Making doughnuts at home can be a recipe for heartbreak: Fussy yeasted batter too often yields heavy, grease-sodden results, a bitter waste of oil and time. But we found a better way that also produces the lightest doughnuts we’ve ever tried, thanks to Romanian cookbook author Irina Georgescu. Her secret? Cultured dairy.
Romanians love doughnuts. Jam-filled Berliners and lemony papanași line pastry cases across the country. Gogoși rapide, featured in Georgescu’s book “Tava,” are the most casual affair of the bunch. Made as an impromptu snack at home, they require no yeast, no complicated techniques and no planning ahead.

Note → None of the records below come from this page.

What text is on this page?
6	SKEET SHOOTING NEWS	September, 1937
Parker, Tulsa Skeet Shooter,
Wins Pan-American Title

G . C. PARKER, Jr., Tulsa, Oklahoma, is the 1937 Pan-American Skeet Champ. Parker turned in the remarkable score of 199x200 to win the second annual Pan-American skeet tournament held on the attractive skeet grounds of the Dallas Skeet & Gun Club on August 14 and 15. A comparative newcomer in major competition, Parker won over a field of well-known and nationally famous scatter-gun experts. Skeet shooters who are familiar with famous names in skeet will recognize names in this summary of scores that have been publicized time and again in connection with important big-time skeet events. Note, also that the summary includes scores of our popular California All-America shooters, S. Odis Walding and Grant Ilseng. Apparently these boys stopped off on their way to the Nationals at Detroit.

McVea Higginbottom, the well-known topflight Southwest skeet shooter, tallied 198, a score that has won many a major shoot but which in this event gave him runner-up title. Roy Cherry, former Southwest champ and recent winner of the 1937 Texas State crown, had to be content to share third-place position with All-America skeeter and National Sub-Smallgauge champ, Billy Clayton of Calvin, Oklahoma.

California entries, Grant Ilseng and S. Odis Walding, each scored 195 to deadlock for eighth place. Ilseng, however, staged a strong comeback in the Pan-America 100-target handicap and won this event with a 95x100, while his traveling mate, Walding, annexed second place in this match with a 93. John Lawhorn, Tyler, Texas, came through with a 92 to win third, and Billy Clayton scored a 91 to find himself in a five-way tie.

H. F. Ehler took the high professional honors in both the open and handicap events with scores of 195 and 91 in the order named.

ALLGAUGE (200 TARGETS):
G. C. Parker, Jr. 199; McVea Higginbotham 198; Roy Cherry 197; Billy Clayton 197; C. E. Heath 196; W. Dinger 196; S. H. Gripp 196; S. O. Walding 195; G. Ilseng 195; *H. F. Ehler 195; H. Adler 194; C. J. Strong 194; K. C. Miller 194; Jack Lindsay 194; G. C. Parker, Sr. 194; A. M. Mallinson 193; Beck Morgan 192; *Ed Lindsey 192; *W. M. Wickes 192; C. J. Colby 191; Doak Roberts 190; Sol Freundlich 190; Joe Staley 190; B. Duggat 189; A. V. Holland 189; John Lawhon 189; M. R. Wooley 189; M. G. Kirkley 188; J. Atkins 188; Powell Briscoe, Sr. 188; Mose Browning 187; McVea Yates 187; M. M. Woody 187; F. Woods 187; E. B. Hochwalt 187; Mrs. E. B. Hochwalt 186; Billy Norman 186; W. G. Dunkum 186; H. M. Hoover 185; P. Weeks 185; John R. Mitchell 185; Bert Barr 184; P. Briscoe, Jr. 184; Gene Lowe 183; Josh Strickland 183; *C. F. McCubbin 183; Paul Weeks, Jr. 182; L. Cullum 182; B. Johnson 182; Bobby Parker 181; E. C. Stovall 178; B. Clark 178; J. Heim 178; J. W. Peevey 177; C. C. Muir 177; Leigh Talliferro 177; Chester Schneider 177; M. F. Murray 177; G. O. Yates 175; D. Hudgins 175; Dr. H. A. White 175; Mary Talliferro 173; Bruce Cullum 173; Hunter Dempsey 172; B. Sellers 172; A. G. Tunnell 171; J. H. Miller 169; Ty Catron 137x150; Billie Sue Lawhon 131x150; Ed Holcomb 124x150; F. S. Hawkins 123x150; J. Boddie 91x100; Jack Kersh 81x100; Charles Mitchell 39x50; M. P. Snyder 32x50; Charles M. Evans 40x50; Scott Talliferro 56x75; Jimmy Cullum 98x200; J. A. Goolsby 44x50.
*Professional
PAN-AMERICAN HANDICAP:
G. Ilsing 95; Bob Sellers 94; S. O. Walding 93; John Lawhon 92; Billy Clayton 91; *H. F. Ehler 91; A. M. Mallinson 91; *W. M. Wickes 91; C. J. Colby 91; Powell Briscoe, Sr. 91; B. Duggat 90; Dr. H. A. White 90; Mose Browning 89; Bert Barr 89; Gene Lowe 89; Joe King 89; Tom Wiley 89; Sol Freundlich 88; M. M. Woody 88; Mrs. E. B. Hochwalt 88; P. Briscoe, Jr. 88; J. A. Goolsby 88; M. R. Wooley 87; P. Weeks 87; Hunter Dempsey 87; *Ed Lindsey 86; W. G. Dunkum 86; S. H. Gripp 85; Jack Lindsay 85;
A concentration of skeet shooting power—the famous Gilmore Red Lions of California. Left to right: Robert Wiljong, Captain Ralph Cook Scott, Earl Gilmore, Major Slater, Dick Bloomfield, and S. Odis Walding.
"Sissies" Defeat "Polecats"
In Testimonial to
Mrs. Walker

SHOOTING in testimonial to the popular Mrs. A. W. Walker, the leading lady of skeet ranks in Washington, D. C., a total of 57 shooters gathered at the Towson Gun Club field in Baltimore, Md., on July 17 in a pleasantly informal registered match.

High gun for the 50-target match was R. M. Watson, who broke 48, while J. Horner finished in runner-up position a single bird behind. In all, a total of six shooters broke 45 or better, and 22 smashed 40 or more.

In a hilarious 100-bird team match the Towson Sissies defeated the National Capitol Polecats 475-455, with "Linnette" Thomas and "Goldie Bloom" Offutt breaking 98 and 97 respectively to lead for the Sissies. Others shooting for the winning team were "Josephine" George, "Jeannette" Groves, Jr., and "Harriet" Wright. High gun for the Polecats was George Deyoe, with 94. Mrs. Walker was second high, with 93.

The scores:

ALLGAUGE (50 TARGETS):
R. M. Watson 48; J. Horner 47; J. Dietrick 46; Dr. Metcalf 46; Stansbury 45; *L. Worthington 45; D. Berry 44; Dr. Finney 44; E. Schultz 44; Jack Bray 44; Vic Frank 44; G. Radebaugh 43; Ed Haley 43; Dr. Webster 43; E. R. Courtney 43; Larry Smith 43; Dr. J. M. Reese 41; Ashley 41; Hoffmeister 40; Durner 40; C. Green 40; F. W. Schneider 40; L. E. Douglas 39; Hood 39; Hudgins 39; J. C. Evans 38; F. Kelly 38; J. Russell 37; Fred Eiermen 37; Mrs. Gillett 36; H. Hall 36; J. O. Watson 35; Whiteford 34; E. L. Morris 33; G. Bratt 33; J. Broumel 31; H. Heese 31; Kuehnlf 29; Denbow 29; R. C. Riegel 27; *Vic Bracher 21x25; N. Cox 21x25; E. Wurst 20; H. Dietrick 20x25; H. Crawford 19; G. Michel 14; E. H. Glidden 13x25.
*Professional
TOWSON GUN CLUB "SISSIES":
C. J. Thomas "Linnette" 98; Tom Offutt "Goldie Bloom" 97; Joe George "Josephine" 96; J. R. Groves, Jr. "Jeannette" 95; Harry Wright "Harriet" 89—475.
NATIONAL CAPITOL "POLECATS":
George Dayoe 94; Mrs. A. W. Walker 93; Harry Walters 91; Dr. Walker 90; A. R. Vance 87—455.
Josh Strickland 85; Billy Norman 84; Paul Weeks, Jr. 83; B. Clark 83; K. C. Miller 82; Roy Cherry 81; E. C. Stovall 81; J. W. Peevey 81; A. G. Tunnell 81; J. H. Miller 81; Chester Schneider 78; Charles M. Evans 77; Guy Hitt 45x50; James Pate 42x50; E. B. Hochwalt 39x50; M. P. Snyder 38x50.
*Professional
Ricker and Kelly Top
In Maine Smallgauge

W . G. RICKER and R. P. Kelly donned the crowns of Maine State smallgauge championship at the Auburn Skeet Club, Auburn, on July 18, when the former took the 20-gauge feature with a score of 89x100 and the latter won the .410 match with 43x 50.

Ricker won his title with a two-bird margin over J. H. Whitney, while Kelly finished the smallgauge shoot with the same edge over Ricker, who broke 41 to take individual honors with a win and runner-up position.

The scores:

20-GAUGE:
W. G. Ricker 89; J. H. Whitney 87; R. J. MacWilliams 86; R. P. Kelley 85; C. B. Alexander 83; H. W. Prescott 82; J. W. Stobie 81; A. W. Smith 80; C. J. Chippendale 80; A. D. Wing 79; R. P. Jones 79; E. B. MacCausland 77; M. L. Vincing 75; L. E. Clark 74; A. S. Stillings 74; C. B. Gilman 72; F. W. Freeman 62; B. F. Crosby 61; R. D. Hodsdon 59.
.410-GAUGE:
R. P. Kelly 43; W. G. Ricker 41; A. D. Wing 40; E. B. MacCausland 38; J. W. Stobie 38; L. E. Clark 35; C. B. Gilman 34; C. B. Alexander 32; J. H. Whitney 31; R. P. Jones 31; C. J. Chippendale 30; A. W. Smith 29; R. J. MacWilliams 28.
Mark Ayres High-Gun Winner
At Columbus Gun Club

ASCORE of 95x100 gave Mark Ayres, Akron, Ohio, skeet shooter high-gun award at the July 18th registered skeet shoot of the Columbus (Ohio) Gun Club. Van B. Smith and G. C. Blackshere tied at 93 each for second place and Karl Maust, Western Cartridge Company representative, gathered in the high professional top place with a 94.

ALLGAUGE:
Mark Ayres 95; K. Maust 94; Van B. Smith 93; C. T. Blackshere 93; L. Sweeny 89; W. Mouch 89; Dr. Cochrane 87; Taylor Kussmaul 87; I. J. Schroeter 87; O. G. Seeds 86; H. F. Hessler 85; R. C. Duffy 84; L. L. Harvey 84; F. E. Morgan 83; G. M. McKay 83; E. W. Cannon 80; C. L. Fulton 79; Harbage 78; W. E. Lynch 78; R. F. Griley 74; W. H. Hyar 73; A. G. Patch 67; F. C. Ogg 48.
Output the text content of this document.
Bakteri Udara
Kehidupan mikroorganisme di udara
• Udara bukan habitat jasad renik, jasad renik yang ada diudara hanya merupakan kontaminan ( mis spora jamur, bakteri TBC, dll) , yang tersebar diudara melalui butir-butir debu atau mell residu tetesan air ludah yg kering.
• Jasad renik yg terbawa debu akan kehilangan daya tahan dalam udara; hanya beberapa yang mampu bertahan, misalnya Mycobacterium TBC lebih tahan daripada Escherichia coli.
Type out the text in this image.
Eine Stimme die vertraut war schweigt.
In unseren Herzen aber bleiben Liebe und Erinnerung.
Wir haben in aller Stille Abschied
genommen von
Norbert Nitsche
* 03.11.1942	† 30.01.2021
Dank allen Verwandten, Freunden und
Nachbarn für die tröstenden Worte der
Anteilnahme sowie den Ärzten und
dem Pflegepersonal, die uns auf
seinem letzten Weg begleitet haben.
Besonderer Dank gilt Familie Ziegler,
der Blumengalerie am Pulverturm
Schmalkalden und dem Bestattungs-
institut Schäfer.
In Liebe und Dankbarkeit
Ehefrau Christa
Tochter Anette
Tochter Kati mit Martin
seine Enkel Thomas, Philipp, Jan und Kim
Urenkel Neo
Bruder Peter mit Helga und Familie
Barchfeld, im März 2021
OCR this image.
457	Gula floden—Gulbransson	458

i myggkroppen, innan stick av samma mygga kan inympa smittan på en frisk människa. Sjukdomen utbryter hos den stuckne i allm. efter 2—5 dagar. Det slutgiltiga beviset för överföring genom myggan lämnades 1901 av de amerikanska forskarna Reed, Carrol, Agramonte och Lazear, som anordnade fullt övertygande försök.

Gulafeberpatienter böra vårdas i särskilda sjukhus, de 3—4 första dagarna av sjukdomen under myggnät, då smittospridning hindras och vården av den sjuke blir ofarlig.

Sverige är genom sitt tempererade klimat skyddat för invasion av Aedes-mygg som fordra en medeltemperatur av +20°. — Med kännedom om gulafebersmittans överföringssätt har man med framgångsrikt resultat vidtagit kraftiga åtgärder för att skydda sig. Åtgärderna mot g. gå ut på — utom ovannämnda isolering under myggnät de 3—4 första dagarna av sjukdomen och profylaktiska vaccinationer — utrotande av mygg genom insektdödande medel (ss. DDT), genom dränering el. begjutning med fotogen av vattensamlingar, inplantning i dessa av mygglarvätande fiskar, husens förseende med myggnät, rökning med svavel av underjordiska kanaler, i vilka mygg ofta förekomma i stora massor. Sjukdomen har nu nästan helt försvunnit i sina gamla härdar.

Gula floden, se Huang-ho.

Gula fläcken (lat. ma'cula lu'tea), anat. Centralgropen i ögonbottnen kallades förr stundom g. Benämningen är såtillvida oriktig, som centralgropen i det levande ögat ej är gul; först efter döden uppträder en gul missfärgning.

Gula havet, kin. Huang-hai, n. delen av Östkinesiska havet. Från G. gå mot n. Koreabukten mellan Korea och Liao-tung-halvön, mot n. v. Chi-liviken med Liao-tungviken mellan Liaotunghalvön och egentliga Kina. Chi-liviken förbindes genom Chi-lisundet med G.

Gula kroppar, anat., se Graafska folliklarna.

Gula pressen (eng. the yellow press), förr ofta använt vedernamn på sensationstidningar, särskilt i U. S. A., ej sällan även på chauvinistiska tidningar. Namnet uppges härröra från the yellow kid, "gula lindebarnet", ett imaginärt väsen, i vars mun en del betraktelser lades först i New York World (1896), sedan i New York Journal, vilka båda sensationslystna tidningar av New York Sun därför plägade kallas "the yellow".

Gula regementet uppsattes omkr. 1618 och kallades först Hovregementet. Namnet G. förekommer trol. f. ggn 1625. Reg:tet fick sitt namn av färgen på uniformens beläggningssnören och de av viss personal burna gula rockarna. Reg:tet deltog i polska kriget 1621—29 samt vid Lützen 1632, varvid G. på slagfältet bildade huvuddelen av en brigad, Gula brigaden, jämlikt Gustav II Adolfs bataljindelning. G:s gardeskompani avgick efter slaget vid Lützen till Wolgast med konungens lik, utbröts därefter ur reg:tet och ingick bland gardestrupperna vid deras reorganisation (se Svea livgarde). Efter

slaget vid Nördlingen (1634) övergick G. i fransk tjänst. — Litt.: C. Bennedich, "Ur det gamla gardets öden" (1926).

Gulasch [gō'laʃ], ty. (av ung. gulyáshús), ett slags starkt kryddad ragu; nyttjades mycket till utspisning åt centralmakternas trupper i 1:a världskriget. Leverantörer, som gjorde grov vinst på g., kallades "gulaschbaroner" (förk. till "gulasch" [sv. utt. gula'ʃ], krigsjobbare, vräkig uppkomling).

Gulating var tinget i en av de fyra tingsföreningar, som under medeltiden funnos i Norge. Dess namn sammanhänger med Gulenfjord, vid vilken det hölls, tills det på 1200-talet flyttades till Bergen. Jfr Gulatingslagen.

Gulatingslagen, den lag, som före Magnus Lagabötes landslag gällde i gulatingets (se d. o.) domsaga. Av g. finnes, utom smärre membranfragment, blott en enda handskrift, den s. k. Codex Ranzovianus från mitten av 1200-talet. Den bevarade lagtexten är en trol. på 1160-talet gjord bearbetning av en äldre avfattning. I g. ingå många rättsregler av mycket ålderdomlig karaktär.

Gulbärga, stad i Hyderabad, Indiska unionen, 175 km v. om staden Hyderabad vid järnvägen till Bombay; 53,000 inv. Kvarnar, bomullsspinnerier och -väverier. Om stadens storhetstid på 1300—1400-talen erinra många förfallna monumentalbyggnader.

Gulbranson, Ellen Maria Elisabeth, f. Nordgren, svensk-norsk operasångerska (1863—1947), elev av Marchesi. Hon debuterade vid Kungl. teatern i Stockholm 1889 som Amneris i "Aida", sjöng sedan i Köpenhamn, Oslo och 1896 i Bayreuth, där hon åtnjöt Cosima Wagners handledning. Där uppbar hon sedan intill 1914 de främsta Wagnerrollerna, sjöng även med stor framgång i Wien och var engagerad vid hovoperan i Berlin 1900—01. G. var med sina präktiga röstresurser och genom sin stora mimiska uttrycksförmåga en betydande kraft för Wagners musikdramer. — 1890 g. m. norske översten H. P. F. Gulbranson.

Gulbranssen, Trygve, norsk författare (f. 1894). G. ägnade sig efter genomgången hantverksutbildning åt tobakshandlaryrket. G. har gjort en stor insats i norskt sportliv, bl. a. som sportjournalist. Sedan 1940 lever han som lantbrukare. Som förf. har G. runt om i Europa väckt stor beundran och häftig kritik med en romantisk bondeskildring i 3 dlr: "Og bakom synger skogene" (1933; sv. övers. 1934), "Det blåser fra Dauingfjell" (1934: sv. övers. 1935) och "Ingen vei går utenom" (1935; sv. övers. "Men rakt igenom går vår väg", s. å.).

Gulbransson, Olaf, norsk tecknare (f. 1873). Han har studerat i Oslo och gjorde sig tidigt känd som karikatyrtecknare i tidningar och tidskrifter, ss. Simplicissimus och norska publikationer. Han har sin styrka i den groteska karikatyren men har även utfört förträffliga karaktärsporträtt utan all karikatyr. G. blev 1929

It’s all thanks to brânză de vaci, a cheese that’s mixed into the batter, transforming the humble doughnut into something ethereal and airy.
The tangy dairy boosts flavor, providing a subtle tartness akin to that of crème fraîche or buttermilk. It also lightens the doughnuts by lending extra lift to the batter—when dairy ferments, some of the milk sugars become lactic acid, providing leavening power.
Romania’s tradition of using cultured dairy in baked goods has ancient roots, Georgescu notes. Rome’s invasion of the region drove its people into the mountains, and there soft, salty sheep’s cheeses worked their way into the cuisine by necessity.
Even with the modern advent of baking powder (a stronger leavener), dairy still has its place in Romanian baking—there’s no substitute for the tart, luscious quality it imparts. But for ease, Georgescu swaps out the brânză de vaci for widely available Greek yogurt to achieve the same cloud-like interior.
We found that the batter, lightly perfumed with lemon zest and barely sweet, comes together in minutes. Scoop it into a pan of hot oil—deep enough that the free-form doughnuts bob—and fry, flipping once, until golden-brown.
Pillowy on the inside and crisp on the outside. “These doughnuts are ready before you’re ready to eat them,” Georgescu warns. And no elaborate glazes needed—simply roll the still-warm doughnuts in cinnamon sugar, a just-sweet-enough finish.